Courting Harry Looks at a Friendship Destroyed By the Supreme Court at History Theatre

Pearce Bunting, John Middleton, Bonni Allen, Jonathan Feld, EJ Subkoviak, Eva Gemlo Photo by Rick Spaulding

Courting Harry is my second show of the weekend dealing with constitutional law, which is an odd coincidence, right? Like What the Constitution Means to Me, this play has taken on new meaning in the short time since it premiered thirteen years ago. Several moments land differently now, particularly those dealing with Roe v. Wade, which has been overturned since the play’s debut. Another comes when Warren Burger comments on maintaining decorum and societal standards, things we’ve all watched erode over the past decade.

If you read my review of What the Constitution Means to Me and are worried I’m about to go off the deep end again, I promise I’ll try to stick to the production this time.

Courting Harry, by Lee Blessing, is adapted from Linda Greenhouse’s book on Supreme Court Justice Harry Blackmun. It focuses on his lifelong friendship with Warren Burger, whom he met in kindergarten in St. Paul. The two remained close for decades, but their relationship soured when they found themselves serving together on the Supreme Court, increasingly on opposite sides of the Court’s decisions.

Director Joel Sass, who also serves as set designer, as he often does at Open Eye Theatre, where he is the Artistic Director, stages the action in a kind of afterlife. Blackmun and Burger narrate the story in the first person, surrounded by shelves of bankers boxes containing everything Blackmun ever wrote. These boxes, which Greenhouse used as the basis for her book, become the source material for the play itself. From them, the two men pull notes, drafts, and letters, reconstructing, and arguing over, the details of their relationship.

It’s an engaging story about two kids from St. Paul who made good and went on to shape American society in profound ways. Pearce Bunting as Warren Burger and John Middleton as Harry Blackmun capture the rhythms of a lifelong friendship, the interruptions, the shorthand, the casual needling, and the deeper tensions underneath it all.
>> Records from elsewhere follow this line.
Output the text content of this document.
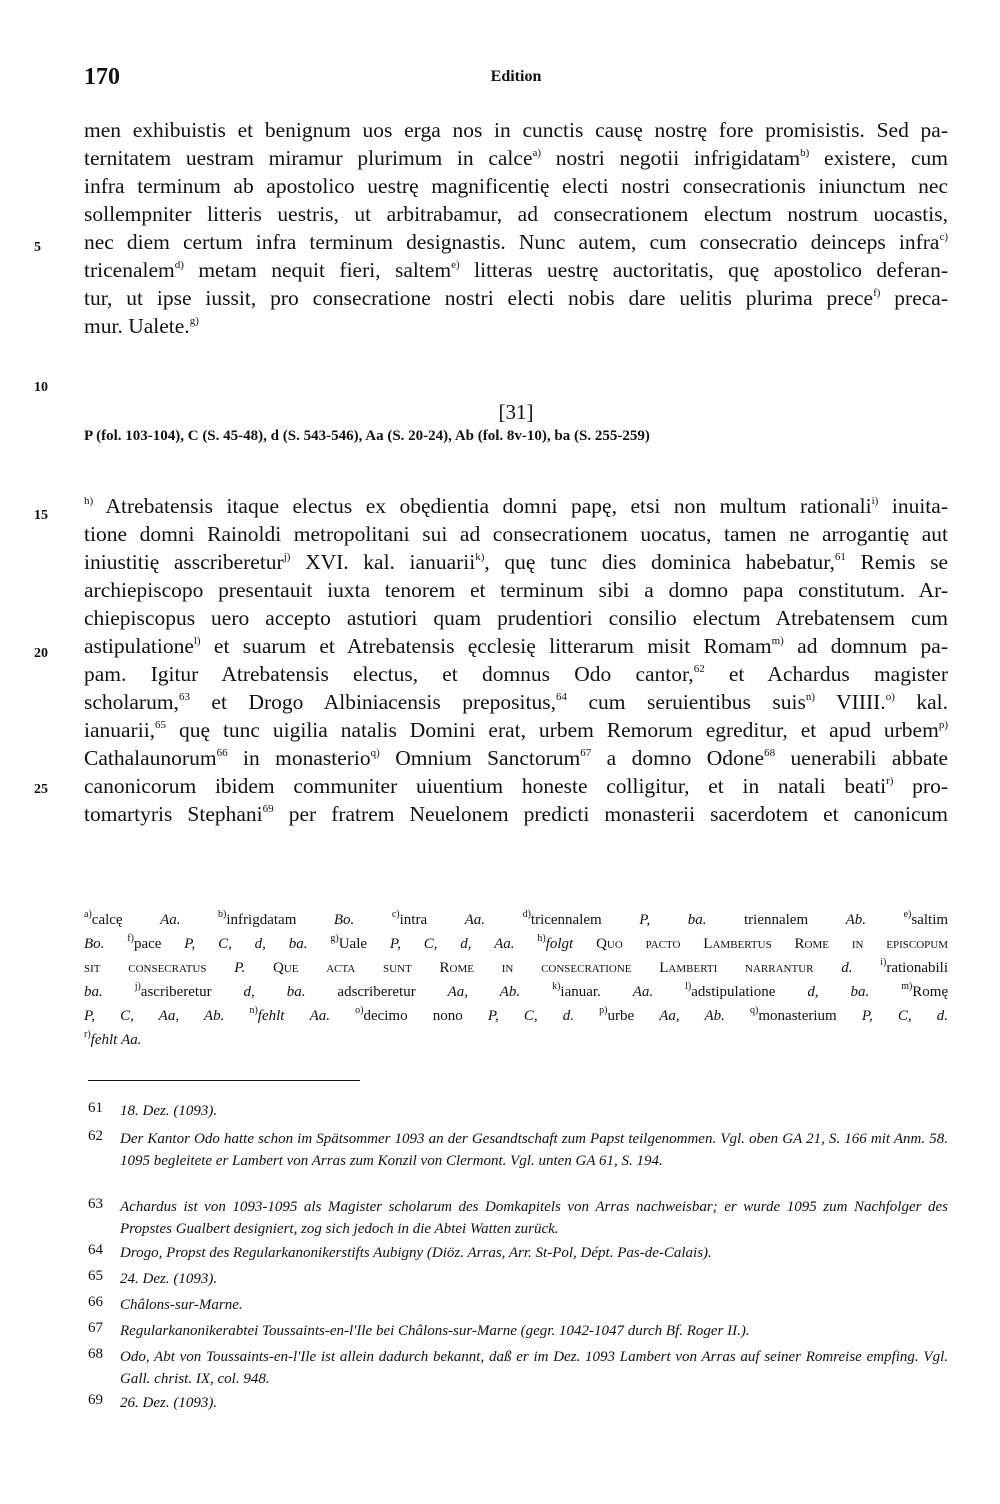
170	Edition
5
10
15
20
25
men exhibuistis et benignum uos erga nos in cunctis causę nostrę fore promisistis. Sed pa-
ternitatem uestram miramur plurimum in calce$^{a)}$ nostri negotii infrigidatam$^{b)}$ existere, cum
infra terminum ab apostolico uestrę magnificentię electi nostri consecrationis iniunctum nec
sollempniter litteris uestris, ut arbitrabamur, ad consecrationem electum nostrum uocastis,
nec diem certum infra terminum designastis. Nunc autem, cum consecratio deinceps infra$^{c)}$
tricenalem$^{d)}$ metam nequit fieri, saltem$^{e)}$ litteras uestrę auctoritatis, quę apostolico deferan-
tur, ut ipse iussit, pro consecratione nostri electi nobis dare uelitis plurima prece$^{f)}$ preca-
mur. Ualete.$^{g)}$
[31]
P (fol. 103-104), C (S. 45-48), d (S. 543-546), Aa (S. 20-24), Ab (fol. 8v-10), ba (S. 255-259)
$^{h)}$ Atrebatensis itaque electus ex obędientia domni papę, etsi non multum rationali$^{i)}$ inuita-
tione domni Rainoldi metropolitani sui ad consecrationem uocatus, tamen ne arrogantię aut
iniustitię asscriberetur$^{j)}$ XVI. kal. ianuarii$^{k)}$, quę tunc dies dominica habebatur,$^{61}$ Remis se
archiepiscopo presentauit iuxta tenorem et terminum sibi a domno papa constitutum. Ar-
chiepiscopus uero accepto astutiori quam prudentiori consilio electum Atrebatensem cum
astipulatione$^{l)}$ et suarum et Atrebatensis ęcclesię litterarum misit Romam$^{m)}$ ad domnum pa-
pam. Igitur Atrebatensis electus, et domnus Odo cantor,$^{62}$ et Achardus magister
scholarum,$^{63}$ et Drogo Albiniacensis prepositus,$^{64}$ cum seruientibus suis$^{n)}$ VIIII.$^{o)}$ kal.
ianuarii,$^{65}$ quę tunc uigilia natalis Domini erat, urbem Remorum egreditur, et apud urbem$^{p)}$
Cathalaunorum$^{66}$ in monasterio$^{q)}$ Omnium Sanctorum$^{67}$ a domno Odone$^{68}$ uenerabili abbate
canonicorum ibidem communiter uiuentium honeste colligitur, et in natali beati$^{r)}$ pro-
tomartyris Stephani$^{69}$ per fratrem Neuelonem predicti monasterii sacerdotem et canonicum
$^{a)}$calcę	Aa.	$^{b)}$infrigdatam	Bo.	$^{c)}$intra	Aa.	$^{d)}$tricennalem	P, ba.	triennalem	Ab.	$^{e)}$saltim
Bo. $^{f)}$pace P, C, d, ba. $^{g)}$Uale P, C, d, Aa. $^{h)}$folgt Quo pacto Lambertus Rome in episcopum
sit consecratus P. Que acta sunt Rome in consecratione Lamberti narrantur d.	$^{i)}$rationabili
ba.	$^{j)}$ascriberetur d, ba. adscriberetur Aa, Ab.	$^{k)}$ianuar. Aa.	$^{l)}$adstipulatione d, ba.	$^{m)}$Romę
P, C, Aa, Ab.	$^{n)}$fehlt Aa.	$^{o)}$decimo nono P, C, d.	$^{p)}$urbe Aa, Ab.	$^{q)}$monasterium P, C, d.
$^{r)}$fehlt Aa.
61 18. Dez. (1093).
62 Der Kantor Odo hatte schon im Spätsommer 1093 an der Gesandtschaft zum Papst teilgenommen. Vgl. oben GA 21, S. 166 mit Anm. 58. 1095 begleitete er Lambert von Arras zum Konzil von Clermont. Vgl. unten GA 61, S. 194.
63 Achardus ist von 1093-1095 als Magister scholarum des Domkapitels von Arras nachweisbar; er wurde 1095 zum Nachfolger des Propstes Gualbert designiert, zog sich jedoch in die Abtei Watten zurück.
64 Drogo, Propst des Regularkanonikerstifts Aubigny (Diöz. Arras, Arr. St-Pol, Dépt. Pas-de-Calais).
65 24. Dez. (1093).
66 Châlons-sur-Marne.
67 Regularkanonikerabtei Toussaints-en-l'Ile bei Châlons-sur-Marne (gegr. 1042-1047 durch Bf. Roger II.).
68 Odo, Abt von Toussaints-en-l'Ile ist allein dadurch bekannt, daß er im Dez. 1093 Lambert von Arras auf seiner Romreise empfing. Vgl. Gall. christ. IX, col. 948.
69 26. Dez. (1093).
History Theatre once again makes history feel immediate and human by telling it through people rather than just facts. There’s a lingering sense that these men might have wished they’d chosen a different path, one that would have allowed them to remain friends. The play reminds us that Supreme Court justices are, first and foremost, people. They were once children; they have families and friendships; and like all of us, they have made, and lost, relationships over their beliefs.